Auf den Stinkefinger folgt das Hakenkreuz

Als "Betrüger in der Euro- Familie" betitelt der "Focus" das verschuldete Griechenland, zeigt dazu Aphrodite mit dem Stinkefinger. Die griechische Presse reagiert empört mit einer Montage der Göttin Viktoria auf der Siegessäule mit einem Hakenkreuz. Nun folgen Proteste und eine Beschwerde beim deutschen Botschafter.

Hakenkreuz gegen Stinkefinger: Nach einer Reihe kritischer Berichte in deutschen Medien über den Schuldenrekordhalter Griechenland und die jahrelang verschleierten Bilanzen des Landes schlägt jetzt die Athener Presse zurück.

Die Zeitung „Eleftheros Typos“ brachte eine Fotomontage der Göttin Viktoria auf der Berliner Siegessäule, die ein Hakenkreuz hält.

Im Text dazu hieß es: „Finanznazitum bedroht Europa“ und: "Es reicht mit der Verleumdung des Landes durch die Deutschen“.

Einer der Auslöser des Streits war der Titel der jüngsten Ausgabe des Magazins "Focus“ mit der Statue der Aphrodite, die einen Stinkefinger zeigt.

Der Text dazu lautete: "Betrüger in der Euro-Familie".
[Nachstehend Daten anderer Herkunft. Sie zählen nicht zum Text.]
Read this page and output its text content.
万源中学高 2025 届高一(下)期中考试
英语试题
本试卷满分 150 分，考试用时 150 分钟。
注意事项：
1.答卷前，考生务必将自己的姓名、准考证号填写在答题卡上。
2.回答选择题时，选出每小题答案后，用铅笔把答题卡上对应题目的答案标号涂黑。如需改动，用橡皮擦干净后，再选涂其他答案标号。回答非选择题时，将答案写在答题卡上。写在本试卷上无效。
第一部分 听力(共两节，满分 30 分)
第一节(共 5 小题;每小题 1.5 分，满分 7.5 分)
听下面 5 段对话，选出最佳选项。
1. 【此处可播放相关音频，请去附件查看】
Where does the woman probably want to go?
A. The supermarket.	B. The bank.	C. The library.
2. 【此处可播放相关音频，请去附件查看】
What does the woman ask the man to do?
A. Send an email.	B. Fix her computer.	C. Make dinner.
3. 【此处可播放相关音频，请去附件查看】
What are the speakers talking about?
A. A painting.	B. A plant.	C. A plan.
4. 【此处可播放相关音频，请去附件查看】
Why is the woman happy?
Die Verstimmungen nahmen unterdessen auch diplomatische Dimensionen an. Der griechische Parlamentspräsident Filippos Petsalnikos will sich beim deutschen Botschafter in Athen beschweren:

"Der Grund, weswegen ich den Botschafter zu mir bestellt habe ist, dass die Veröffentlichungen, die nichts mit der Realität zu tun haben, jede Grenze überschritten haben“, sagte er. Der Bürgermeister von Athen, Nikitas Kaklamanis, rief dazu auf, "gegen diese beschämende Veröffentlichung zu protestieren“.